Про платье Шаурин, конечно, сказал с иронией. Но Алёна быстро согласилась, надеясь воспользоваться этой паузой, чтобы подумать, как обличить свой ответ в правильные слова. Хотя с Шауриным этот номер не пройдет, он умеет отделять зерна от плевел.
Вернувшись в спальню, подошла к Ване и повернулась спиной, чтобы он помог застегнуть молнию.
— Я думаю, нам нужно пока оставить все как есть. — В ее голосе не было привычной убежденности.
— Не слышу. — Он бережно убрал светлые локоны на одно плечо, подтянул бегунок молнии вверх.

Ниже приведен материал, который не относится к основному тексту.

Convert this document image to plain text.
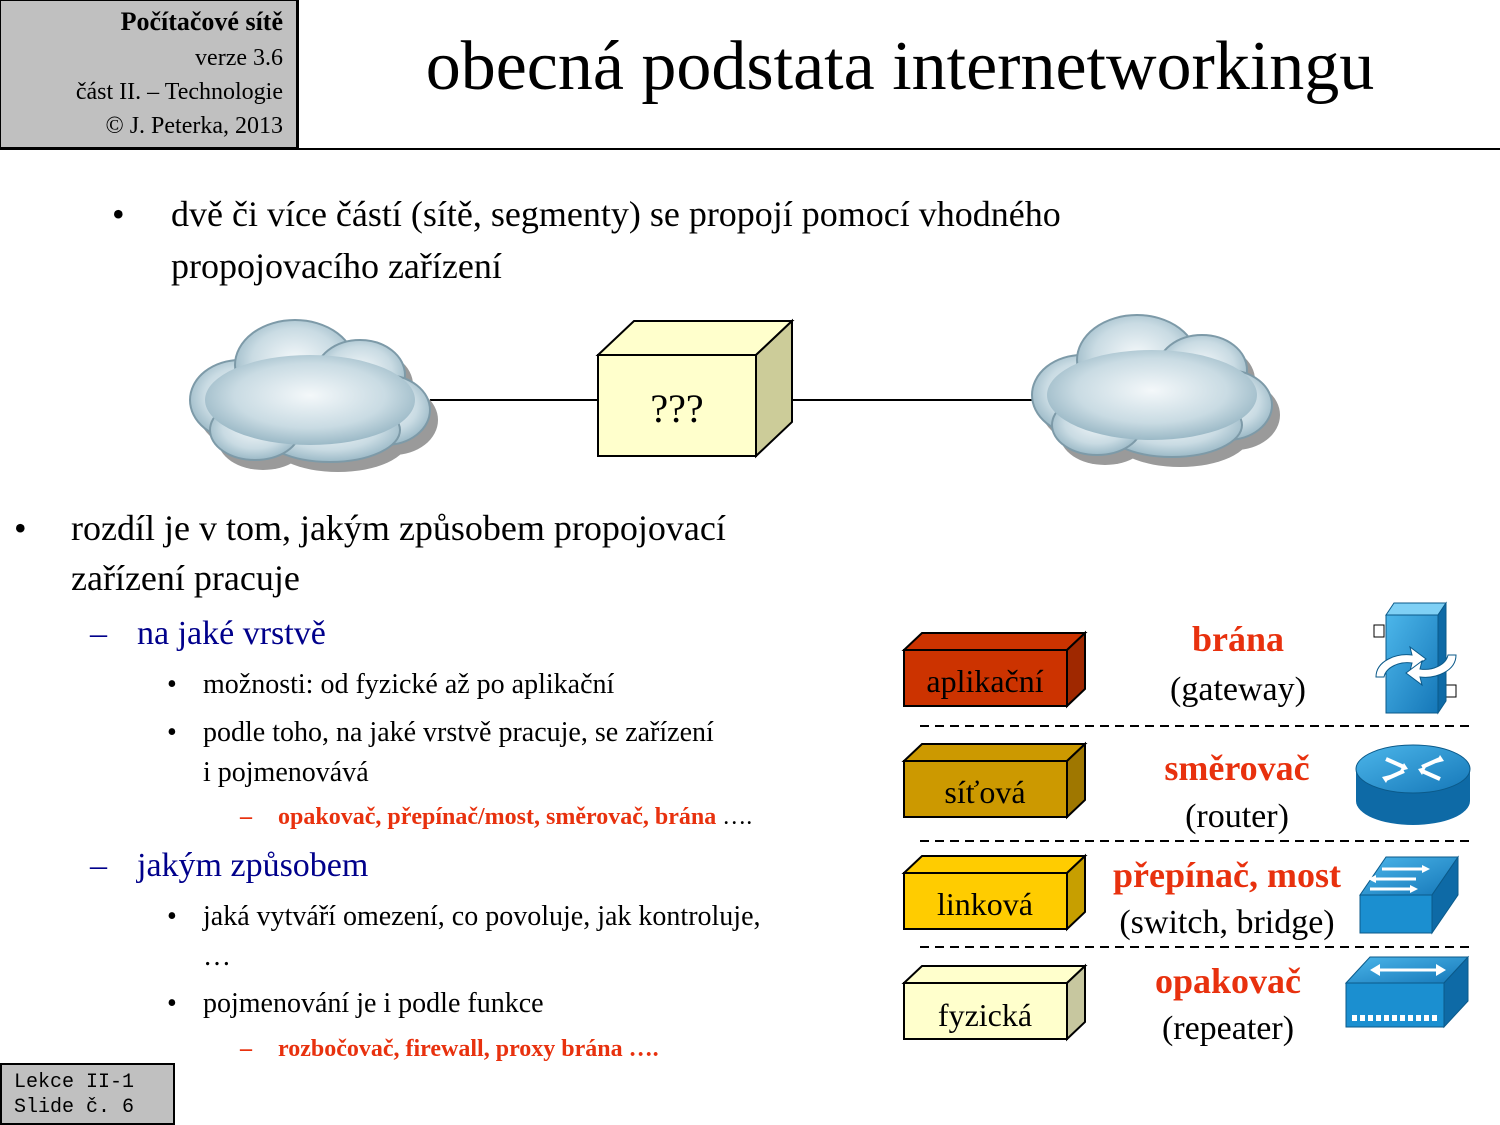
Počítačové sítě
verze 3.6
část II. – Technologie
© J. Peterka, 2013
obecná podstata internetworkingu
• dvě či více částí (sítě, segmenty) se propojí pomocí vhodného
propojovacího zařízení
???
• rozdíl je v tom, jakým způsobem propojovací
zařízení pracuje
– na jaké vrstvě
• možnosti: od fyzické až po aplikační
• podle toho, na jaké vrstvě pracuje, se zařízení
i pojmenovává
– opakovač, přepínač/most, směrovač, brána ….
– jakým způsobem
• jaká vytváří omezení, co povoluje, jak kontroluje,
…
• pojmenování je i podle funkce
– rozbočovač, firewall, proxy brána ….
aplikační
síťová
linková
fyzická
brána
(gateway)
směrovač
(router)
přepínač, most
(switch, bridge)
opakovač
(repeater)
Lekce II-1
Slide č. 6
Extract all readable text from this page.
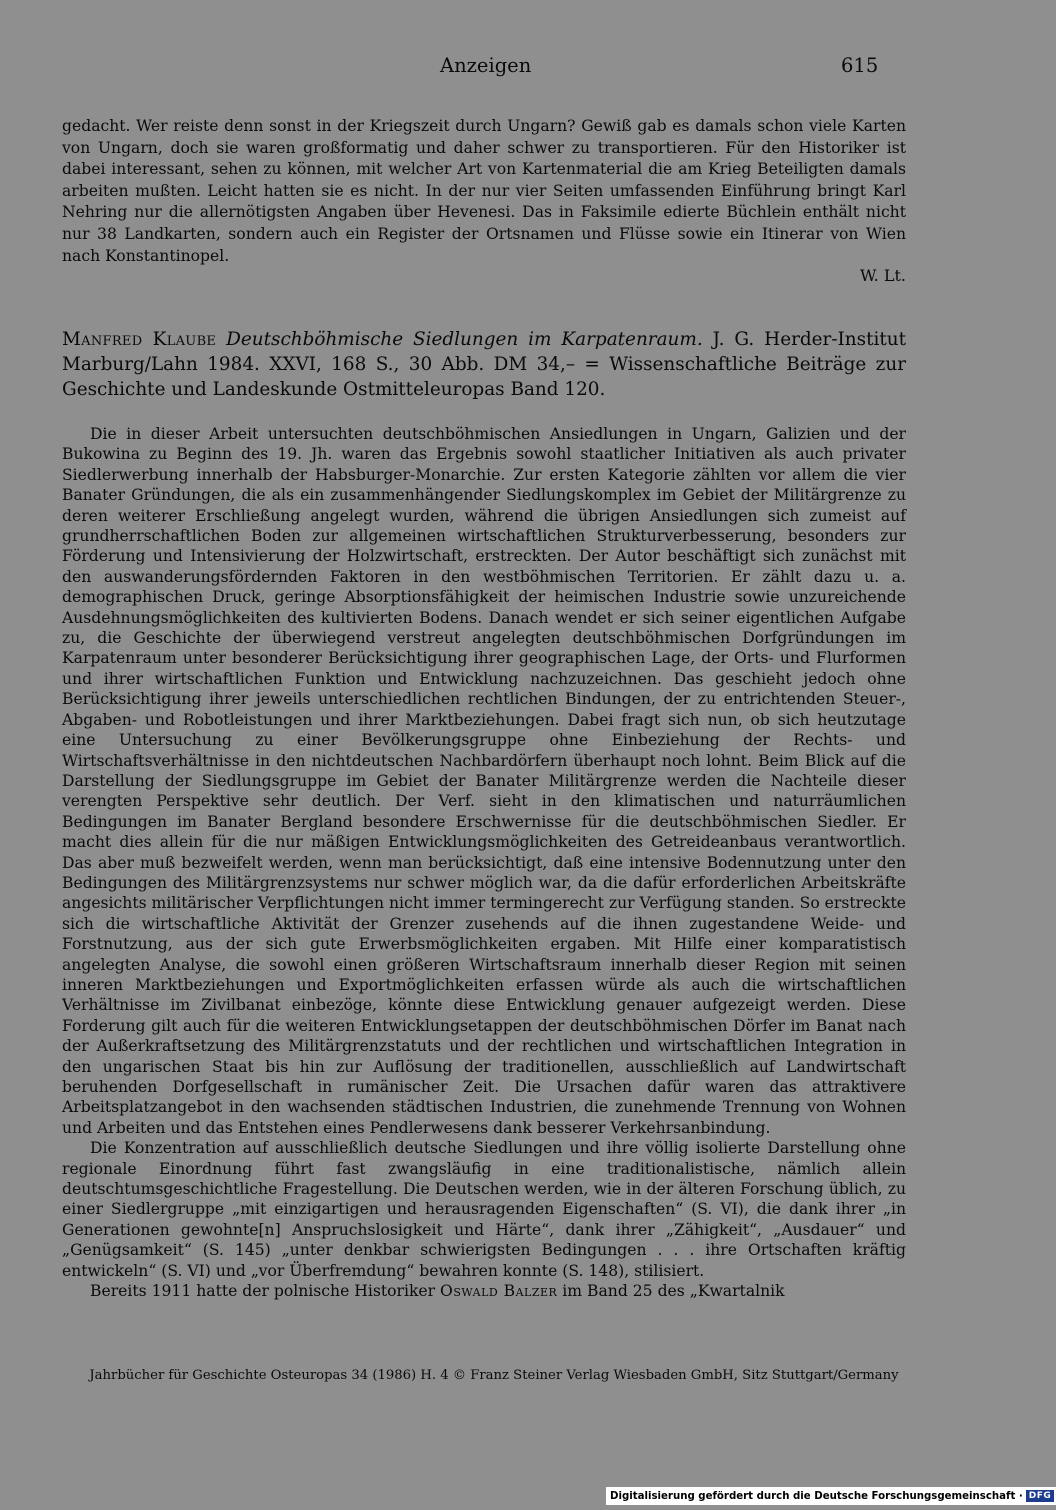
Anzeigen	615

gedacht. Wer reiste denn sonst in der Kriegszeit durch Ungarn? Gewiß gab es damals schon viele Karten von Ungarn, doch sie waren großformatig und daher schwer zu transportieren. Für den Historiker ist dabei interessant, sehen zu können, mit welcher Art von Kartenmaterial die am Krieg Beteiligten damals arbeiten mußten. Leicht hatten sie es nicht. In der nur vier Seiten umfassenden Einführung bringt Karl Nehring nur die allernötigsten Angaben über Hevenesi. Das in Faksimile edierte Büchlein enthält nicht nur 38 Landkarten, sondern auch ein Register der Ortsnamen und Flüsse sowie ein Itinerar von Wien nach Konstantinopel.

W. Lt.
Manfred Klaube Deutschböhmische Siedlungen im Karpatenraum. J. G. Herder-Institut Marburg/Lahn 1984. XXVI, 168 S., 30 Abb. DM 34,– = Wissenschaftliche Beiträge zur Geschichte und Landeskunde Ostmitteleuropas Band 120.

Die in dieser Arbeit untersuchten deutschböhmischen Ansiedlungen in Ungarn, Galizien und der Bukowina zu Beginn des 19. Jh. waren das Ergebnis sowohl staatlicher Initiativen als auch privater Siedlerwerbung innerhalb der Habsburger-Monarchie. Zur ersten Kategorie zählten vor allem die vier Banater Gründungen, die als ein zusammenhängender Siedlungskomplex im Gebiet der Militärgrenze zu deren weiterer Erschließung angelegt wurden, während die übrigen Ansiedlungen sich zumeist auf grundherrschaftlichen Boden zur allgemeinen wirtschaftlichen Strukturverbesserung, besonders zur Förderung und Intensivierung der Holzwirtschaft, erstreckten. Der Autor beschäftigt sich zunächst mit den auswanderungsfördernden Faktoren in den westböhmischen Territorien. Er zählt dazu u. a. demographischen Druck, geringe Absorptionsfähigkeit der heimischen Industrie sowie unzureichende Ausdehnungsmöglichkeiten des kultivierten Bodens. Danach wendet er sich seiner eigentlichen Aufgabe zu, die Geschichte der überwiegend verstreut angelegten deutschböhmischen Dorfgründungen im Karpatenraum unter besonderer Berücksichtigung ihrer geographischen Lage, der Orts- und Flurformen und ihrer wirtschaftlichen Funktion und Entwicklung nachzuzeichnen. Das geschieht jedoch ohne Berücksichtigung ihrer jeweils unterschiedlichen rechtlichen Bindungen, der zu entrichtenden Steuer-, Abgaben- und Robotleistungen und ihrer Marktbeziehungen. Dabei fragt sich nun, ob sich heutzutage eine Untersuchung zu einer Bevölkerungsgruppe ohne Einbeziehung der Rechts- und Wirtschaftsverhältnisse in den nichtdeutschen Nachbardörfern überhaupt noch lohnt. Beim Blick auf die Darstellung der Siedlungsgruppe im Gebiet der Banater Militärgrenze werden die Nachteile dieser verengten Perspektive sehr deutlich. Der Verf. sieht in den klimatischen und naturräumlichen Bedingungen im Banater Bergland besondere Erschwernisse für die deutschböhmischen Siedler. Er macht dies allein für die nur mäßigen Entwicklungsmöglichkeiten des Getreideanbaus verantwortlich. Das aber muß bezweifelt werden, wenn man berücksichtigt, daß eine intensive Bodennutzung unter den Bedingungen des Militärgrenzsystems nur schwer möglich war, da die dafür erforderlichen Arbeitskräfte angesichts militärischer Verpflichtungen nicht immer termingerecht zur Verfügung standen. So erstreckte sich die wirtschaftliche Aktivität der Grenzer zusehends auf die ihnen zugestandene Weide- und Forstnutzung, aus der sich gute Erwerbsmöglichkeiten ergaben. Mit Hilfe einer komparatistisch angelegten Analyse, die sowohl einen größeren Wirtschaftsraum innerhalb dieser Region mit seinen inneren Marktbeziehungen und Exportmöglichkeiten erfassen würde als auch die wirtschaftlichen Verhältnisse im Zivilbanat einbezöge, könnte diese Entwicklung genauer aufgezeigt werden. Diese Forderung gilt auch für die weiteren Entwicklungsetappen der deutschböhmischen Dörfer im Banat nach der Außerkraftsetzung des Militärgrenzstatuts und der rechtlichen und wirtschaftlichen Integration in den ungarischen Staat bis hin zur Auflösung der traditionellen, ausschließlich auf Landwirtschaft beruhenden Dorfgesellschaft in rumänischer Zeit. Die Ursachen dafür waren das attraktivere Arbeitsplatzangebot in den wachsenden städtischen Industrien, die zunehmende Trennung von Wohnen und Arbeiten und das Entstehen eines Pendlerwesens dank besserer Verkehrsanbindung.

Die Konzentration auf ausschließlich deutsche Siedlungen und ihre völlig isolierte Darstellung ohne regionale Einordnung führt fast zwangsläufig in eine traditionalistische, nämlich allein deutschtumsgeschichtliche Fragestellung. Die Deutschen werden, wie in der älteren Forschung üblich, zu einer Siedlergruppe „mit einzigartigen und herausragenden Eigenschaften“ (S. VI), die dank ihrer „in Generationen gewohnte[n] Anspruchslosigkeit und Härte“, dank ihrer „Zähigkeit“, „Ausdauer“ und „Genügsamkeit“ (S. 145) „unter denkbar schwierigsten Bedingungen . . . ihre Ortschaften kräftig entwickeln“ (S. VI) und „vor Überfremdung“ bewahren konnte (S. 148), stilisiert.

Bereits 1911 hatte der polnische Historiker Oswald Balzer im Band 25 des „Kwartalnik

Jahrbücher für Geschichte Osteuropas 34 (1986) H. 4 © Franz Steiner Verlag Wiesbaden GmbH, Sitz Stuttgart/Germany
Digitalisierung gefördert durch die Deutsche Forschungsgemeinschaft · DFG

— Что? — Развернулась к нему лицом, поправила волосы. Подтянулась вся, словно старалась нагнать недостающие сантиметры роста, чтобы противостоять в полную силу.
— Твоих железных доводов в пользу того, чтобы оставить все как есть. — Смотрел на нее сверху вниз, подавляя волю.
— Я не готова. Слишком все быстро.
— Хорошо, — бросил он спокойно, взял оставленный на кровати пиджак и натянул его на плечи. Темно-синяя ткань ладно облепила его литую мускулистую фигуру. — Что определяет степень твоей готовности? Ты в чем-то не уверена? Во мне? Не доверяешь? Или мы недостаточно близки? Что должно произойти, чтобы ты решила, что готова?
— У-у, Шаурин, как с тобой трудно разговаривать, — выдохнула как одно слово.
— Конечно. Я же, когда задаю вопросы, хочу получить конкретные ответы. Пудрить мозги ты можешь кому-нибудь другому – не мне…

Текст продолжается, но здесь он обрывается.